Every now and then, we come across news calling a large grant a "game-changer" for a recipient organization. It usually warrants some investigation.
Is the grant a "game-changer" simply due to its historic size? Or is it important because it addresses the root causes that inhibit long-term financial sustainability at recipient organizations? In the case of Lilly Endowment, which awarded $100 million in grants to 14 Indiana arts and cultural organizations—a move arts leaders are calling 'historic' and 'game-changing'—the answer seems to be "yes" to both questions. And that's a good thing.
To the former, the grants range from $5 million to $10 million to support museums, performing arts organizations and other cultural institutions. And yes, the windfall is historic. The gifts represent the largest grant the Lilly Endowment has ever given individually to specific recipients such as the American Pianists Association, Dance Kaleidoscope, and Heartland Film. What's more, the grants are in addition to the endowment's regular annual support of arts and culture in Indiana.
Now to the latter question. If Lilly felt compelled to, say, earmark a large grant to the Indiana Repertory Theater (IRT) for the construction of a new auditorium, we wouldn't begrudge them. It's their money, of course. But as we've noted elsewhere, such expensive and audacious capital expenses oftentimes fail to account for unintended long-term costs.
The same thought occurred to the Lilly Foundation. Its $7.5 million to the IRT—the largest gift in the company's 44-year history—will bolster the organization's existing $12 million endowment, cementing the IRT endowment as one of the largest for a theater company in the nation, according to Janet Allen, IRT's executive artistic director and CEO. In a piece of astute commentary, Allen noted, "This is conservative arts investing. Sustainability is very meaningful to the community." In other words, a $7.5 million renovation for construction can be risky. Socking money away for a rainy day, on the other hand, can be called "conservative"—or simply smart investing.
Of course, some of the money will be used for capital projects. But to hear Lilly Endowment Communications Director Judith Cebula tell it, they had more big-picture goals in mind. "We realized one of the best things we can do is to help them think about long-term financial sustainability, not just fund a capital project or a new initiative."
To that end, we were particularly intrigued by Lilly's $10 million grant to the Indianapolis Symphony Orchestra. Readers of our music vertical realize that many symphonies have reached a crisis point in recent years. As we've previously noted, one of the most pressing challenges facing symphonies, regardless of their location, is securing stable and lasting labor agreements with their musicians.

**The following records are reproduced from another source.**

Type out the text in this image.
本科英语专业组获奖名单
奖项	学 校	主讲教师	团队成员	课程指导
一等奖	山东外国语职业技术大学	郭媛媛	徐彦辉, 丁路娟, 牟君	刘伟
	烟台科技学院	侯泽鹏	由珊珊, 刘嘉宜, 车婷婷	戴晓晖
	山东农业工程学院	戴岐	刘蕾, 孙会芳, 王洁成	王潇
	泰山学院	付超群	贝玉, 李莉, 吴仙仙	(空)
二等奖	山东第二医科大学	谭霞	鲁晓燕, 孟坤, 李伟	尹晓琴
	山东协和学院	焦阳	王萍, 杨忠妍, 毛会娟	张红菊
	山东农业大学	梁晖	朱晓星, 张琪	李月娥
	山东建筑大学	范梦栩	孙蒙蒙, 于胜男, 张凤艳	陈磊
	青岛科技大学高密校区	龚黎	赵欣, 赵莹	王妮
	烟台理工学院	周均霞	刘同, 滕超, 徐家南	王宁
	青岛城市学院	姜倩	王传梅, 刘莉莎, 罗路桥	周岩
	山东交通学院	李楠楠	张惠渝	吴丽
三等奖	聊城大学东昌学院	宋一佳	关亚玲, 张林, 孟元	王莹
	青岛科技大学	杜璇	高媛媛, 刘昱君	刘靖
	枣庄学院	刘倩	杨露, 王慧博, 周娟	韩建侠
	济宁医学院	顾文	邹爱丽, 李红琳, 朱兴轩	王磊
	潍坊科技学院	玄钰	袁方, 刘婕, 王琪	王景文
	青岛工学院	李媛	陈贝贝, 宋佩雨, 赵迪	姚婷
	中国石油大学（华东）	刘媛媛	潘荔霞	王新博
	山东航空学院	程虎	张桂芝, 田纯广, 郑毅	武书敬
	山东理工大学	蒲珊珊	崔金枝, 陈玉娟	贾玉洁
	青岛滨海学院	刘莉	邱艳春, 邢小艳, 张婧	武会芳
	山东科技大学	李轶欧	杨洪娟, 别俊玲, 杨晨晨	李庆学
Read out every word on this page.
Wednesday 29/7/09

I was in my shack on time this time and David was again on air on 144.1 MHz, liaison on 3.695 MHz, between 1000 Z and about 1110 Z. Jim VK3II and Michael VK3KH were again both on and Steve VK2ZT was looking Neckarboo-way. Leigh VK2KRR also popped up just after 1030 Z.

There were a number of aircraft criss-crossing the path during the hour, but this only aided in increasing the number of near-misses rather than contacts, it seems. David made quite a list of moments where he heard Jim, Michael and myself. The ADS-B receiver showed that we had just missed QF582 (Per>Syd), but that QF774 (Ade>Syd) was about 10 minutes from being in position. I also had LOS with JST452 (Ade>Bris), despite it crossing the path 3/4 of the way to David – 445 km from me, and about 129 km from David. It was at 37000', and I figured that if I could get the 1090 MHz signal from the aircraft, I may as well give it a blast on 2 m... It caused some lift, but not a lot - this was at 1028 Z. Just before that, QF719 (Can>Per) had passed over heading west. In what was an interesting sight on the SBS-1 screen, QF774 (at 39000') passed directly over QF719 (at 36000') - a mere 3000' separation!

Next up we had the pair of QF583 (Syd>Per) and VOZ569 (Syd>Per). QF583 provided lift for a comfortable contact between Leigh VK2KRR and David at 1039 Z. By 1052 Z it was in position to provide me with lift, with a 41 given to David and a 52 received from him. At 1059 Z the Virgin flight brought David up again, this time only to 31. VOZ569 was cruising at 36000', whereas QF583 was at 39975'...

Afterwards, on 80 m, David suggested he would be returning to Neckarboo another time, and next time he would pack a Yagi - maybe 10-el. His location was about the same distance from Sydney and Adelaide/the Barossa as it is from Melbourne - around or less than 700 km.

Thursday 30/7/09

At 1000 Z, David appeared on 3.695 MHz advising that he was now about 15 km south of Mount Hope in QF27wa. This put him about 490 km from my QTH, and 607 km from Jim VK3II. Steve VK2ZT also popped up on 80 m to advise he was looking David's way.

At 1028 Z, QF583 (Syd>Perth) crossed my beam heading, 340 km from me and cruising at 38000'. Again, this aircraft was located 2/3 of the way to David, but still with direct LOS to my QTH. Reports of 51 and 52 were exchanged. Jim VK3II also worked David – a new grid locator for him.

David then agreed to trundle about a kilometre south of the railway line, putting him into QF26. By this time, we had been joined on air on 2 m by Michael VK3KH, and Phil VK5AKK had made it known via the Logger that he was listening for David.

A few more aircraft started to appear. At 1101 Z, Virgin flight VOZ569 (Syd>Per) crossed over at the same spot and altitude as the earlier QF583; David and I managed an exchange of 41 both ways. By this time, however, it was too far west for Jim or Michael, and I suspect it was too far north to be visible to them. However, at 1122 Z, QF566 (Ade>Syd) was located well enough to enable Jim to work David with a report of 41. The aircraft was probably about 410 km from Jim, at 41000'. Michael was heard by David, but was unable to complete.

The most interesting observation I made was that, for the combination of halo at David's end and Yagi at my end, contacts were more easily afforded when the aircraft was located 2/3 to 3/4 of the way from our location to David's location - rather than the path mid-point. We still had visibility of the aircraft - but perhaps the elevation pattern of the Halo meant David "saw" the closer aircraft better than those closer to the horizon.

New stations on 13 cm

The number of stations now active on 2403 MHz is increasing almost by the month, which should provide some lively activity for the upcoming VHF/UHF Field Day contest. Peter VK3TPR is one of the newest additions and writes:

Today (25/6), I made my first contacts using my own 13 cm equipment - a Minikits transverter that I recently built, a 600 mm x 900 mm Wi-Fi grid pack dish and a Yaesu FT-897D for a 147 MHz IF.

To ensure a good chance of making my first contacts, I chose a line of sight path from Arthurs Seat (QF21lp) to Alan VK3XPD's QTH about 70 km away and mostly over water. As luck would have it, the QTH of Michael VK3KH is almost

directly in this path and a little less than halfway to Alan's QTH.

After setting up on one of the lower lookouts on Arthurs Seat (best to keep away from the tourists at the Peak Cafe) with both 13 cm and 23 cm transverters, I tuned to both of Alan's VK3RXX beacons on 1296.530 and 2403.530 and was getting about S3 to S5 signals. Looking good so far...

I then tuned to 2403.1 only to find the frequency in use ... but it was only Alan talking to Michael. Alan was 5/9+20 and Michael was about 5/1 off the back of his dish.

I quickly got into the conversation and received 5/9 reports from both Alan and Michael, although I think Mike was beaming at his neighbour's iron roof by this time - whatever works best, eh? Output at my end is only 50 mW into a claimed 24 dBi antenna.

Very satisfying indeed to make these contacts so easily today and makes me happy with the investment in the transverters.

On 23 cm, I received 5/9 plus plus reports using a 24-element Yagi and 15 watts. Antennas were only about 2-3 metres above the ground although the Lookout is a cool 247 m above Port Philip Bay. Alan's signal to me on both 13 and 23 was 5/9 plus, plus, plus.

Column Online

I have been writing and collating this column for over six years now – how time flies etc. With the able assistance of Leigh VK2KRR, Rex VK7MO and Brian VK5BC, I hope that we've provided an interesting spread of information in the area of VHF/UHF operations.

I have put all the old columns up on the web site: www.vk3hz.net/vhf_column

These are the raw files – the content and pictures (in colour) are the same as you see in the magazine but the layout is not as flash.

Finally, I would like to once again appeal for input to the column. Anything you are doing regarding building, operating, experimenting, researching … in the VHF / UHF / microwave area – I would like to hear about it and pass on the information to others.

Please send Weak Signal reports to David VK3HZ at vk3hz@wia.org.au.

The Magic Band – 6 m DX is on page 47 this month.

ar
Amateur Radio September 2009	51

And so the orchestra announced it would use the money to stream some of its concerts, add to its endowment, and most critically, bolster its musicians’ pension plan. Vince Caponi, the chairman of the orchestra's board of directors, said the orchestra would "expand its reach beyond the walls of our concert hall, will help fulfill an important commitment to our extraordinary musicians, and will help secure the future of the institution."